Elon Musk's xAI: Co-Founders Exit After SpaceX Merger

Jimmy Ba, one of the original architects of Elon Musk's AI company xAI, has stepped down from the business, becoming the second co-founder to exit within 48 hours.
"Last day at xAI," he wrote in a post on X on 11 February. "Grateful to have helped cofound at the start. And enormous thanks to @elonmusk for bringing us together on this incredible journey."
He added: "It's time to recalibrate my gradient on the big picture."
Jimmy said he remains "so proud of what the xAI team has done" and would "continue to stay close as a friend of the team". He said its the people that are "the real treasures at this place".
His departure comes a day after fellow co-founder Tony Wu announced his own decision to move on. "It's time for my next chapter," he wrote in an X post on 10 February. "It is an era with full possibilities: a small team armed with AIs can move mountains and redefine what's possible."
The exits mean that about half of the 12 co-founders who established xAI in 2023 have now left, including Kyle Kosic, Igor Babuschkin and Christian Szegedy.
Jimmy was widely recognised for research that underpinned key elements of xAI's Grok models, and he oversaw research, safety and enterprise initiatives within the start-up.
Merger reshapes the playing field
The leadership changes follow closely on the heel's of Elon's decision to fold xAI into SpaceX in an all-stock deal valuing the combined group at roughly US$1.25tn.
The strategic logic, as outlined by the CEO of both companies, centres on overcoming the growing strain AI systems place on Earth-bound infrastructure by shifting compute capacity into orbit.
"To harness even a millionth of our Sun's energy would require over a million times more energy than our civilisation currently uses," Elon said when announcing the combination.
"The only logical solution therefore is to transport these resource-intensive efforts to a location with vast power and space. By directly harnessing near-constant solar power with little operating or maintenance costs, these satellites will transform our ability to scale compute.

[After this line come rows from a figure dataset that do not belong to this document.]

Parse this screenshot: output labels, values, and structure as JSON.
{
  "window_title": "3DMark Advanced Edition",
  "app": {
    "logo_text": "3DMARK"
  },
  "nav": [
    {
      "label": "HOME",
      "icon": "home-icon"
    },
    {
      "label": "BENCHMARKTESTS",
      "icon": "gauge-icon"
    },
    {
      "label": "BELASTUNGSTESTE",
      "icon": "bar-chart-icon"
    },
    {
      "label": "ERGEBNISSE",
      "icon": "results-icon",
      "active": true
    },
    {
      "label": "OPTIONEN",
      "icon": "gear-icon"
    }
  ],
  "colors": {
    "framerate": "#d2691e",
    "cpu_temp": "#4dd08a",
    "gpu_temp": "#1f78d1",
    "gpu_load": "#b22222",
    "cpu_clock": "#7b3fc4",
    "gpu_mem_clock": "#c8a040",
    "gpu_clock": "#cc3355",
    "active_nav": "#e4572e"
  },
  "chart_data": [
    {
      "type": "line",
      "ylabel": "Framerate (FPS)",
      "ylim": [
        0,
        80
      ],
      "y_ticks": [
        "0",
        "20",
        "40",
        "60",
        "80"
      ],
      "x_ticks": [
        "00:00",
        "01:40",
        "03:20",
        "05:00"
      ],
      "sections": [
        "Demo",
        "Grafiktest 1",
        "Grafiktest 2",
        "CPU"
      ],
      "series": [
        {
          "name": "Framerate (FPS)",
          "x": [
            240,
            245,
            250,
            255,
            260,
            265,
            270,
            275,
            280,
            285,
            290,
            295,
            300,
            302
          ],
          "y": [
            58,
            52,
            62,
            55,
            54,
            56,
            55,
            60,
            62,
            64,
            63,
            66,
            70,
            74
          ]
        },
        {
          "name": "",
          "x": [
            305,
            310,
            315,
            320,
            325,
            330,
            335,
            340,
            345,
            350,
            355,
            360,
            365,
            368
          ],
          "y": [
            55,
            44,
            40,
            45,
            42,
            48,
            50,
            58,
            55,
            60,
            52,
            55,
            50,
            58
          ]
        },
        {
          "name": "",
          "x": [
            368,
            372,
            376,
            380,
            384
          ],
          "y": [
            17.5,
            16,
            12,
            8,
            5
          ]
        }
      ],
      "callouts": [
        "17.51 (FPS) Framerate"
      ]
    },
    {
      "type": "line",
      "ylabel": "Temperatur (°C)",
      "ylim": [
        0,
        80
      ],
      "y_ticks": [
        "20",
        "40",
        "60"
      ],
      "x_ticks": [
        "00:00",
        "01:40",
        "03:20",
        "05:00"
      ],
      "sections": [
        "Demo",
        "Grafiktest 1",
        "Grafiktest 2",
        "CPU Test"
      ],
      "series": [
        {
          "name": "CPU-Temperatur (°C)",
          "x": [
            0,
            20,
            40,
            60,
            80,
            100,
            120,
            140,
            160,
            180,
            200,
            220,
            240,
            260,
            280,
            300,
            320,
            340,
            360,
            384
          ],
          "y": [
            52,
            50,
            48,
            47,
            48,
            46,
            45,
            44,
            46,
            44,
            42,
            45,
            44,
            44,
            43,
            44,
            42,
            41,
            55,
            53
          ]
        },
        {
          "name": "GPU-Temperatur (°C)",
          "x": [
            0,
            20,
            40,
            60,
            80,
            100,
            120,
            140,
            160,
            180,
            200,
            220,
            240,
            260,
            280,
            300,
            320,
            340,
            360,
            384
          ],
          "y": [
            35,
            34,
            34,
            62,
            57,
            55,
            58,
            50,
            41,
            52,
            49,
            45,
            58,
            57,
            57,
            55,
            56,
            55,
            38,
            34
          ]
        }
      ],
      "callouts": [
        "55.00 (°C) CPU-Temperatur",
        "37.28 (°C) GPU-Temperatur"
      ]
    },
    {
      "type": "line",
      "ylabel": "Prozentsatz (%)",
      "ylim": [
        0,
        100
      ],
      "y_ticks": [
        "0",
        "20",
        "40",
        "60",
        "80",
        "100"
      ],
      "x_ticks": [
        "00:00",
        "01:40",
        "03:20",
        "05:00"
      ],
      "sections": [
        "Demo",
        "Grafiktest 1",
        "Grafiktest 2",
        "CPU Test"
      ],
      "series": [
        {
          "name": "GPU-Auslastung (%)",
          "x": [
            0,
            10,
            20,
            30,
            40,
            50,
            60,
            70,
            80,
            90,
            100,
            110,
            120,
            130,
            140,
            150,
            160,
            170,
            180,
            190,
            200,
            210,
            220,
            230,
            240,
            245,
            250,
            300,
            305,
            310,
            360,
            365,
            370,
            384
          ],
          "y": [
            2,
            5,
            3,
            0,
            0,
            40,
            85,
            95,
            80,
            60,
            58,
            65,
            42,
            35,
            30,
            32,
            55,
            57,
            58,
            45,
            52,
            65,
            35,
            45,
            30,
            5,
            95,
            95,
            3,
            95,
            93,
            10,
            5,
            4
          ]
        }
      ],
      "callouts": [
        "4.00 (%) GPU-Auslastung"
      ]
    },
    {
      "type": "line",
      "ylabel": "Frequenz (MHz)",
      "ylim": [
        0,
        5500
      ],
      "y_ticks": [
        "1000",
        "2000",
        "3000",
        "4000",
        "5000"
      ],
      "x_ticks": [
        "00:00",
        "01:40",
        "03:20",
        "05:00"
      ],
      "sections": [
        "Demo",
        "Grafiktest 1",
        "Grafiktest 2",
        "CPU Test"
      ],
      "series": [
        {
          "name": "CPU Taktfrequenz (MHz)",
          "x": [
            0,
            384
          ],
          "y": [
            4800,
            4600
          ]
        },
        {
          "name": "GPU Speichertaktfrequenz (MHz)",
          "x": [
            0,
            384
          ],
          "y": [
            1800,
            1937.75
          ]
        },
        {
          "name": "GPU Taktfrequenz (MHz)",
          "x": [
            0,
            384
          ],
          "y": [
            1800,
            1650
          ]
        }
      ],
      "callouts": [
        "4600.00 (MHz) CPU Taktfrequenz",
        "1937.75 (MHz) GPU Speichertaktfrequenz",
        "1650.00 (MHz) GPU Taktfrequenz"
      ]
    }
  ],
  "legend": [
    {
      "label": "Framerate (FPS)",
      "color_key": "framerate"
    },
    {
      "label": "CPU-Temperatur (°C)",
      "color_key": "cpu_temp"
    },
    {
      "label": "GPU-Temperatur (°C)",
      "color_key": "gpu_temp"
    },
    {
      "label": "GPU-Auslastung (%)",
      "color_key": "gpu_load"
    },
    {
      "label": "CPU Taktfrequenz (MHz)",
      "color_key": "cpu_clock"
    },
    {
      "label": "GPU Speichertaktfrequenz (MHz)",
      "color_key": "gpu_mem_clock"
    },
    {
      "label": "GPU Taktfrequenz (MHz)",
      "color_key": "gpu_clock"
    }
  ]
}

"My estimate is that, within two or three years, the lowest cost way to generate AI compute will be in space," he says.
SpaceX's Starship vehicle is expected to be central to deploying a network of AI satellites that would operate as solar-powered data centres in orbit. Elon has also described longer-term ambitions involving production beyond Earth.
"Factories on the Moon can take advantage of lunar resources to manufacture satellites and deploy them further into space," he said.
Scrutiny and scale
The merger comes at a sensitive moment for xAI. The company is facing regulatory investigations in several jurisdictions linked to its AI systems, including the creation of non-consensual explicit imagery.
Meanwhile, the company has been competing aggressively with OpenAI and Anthropic, through investing heavily in chips, data centres and specialist talent to keep pace.
Jimmy's farewell message struck a forward-looking note despite his exit. "2026 is going to be insane and likely the busiest (and most consequential) year for the future of our species," he wrote.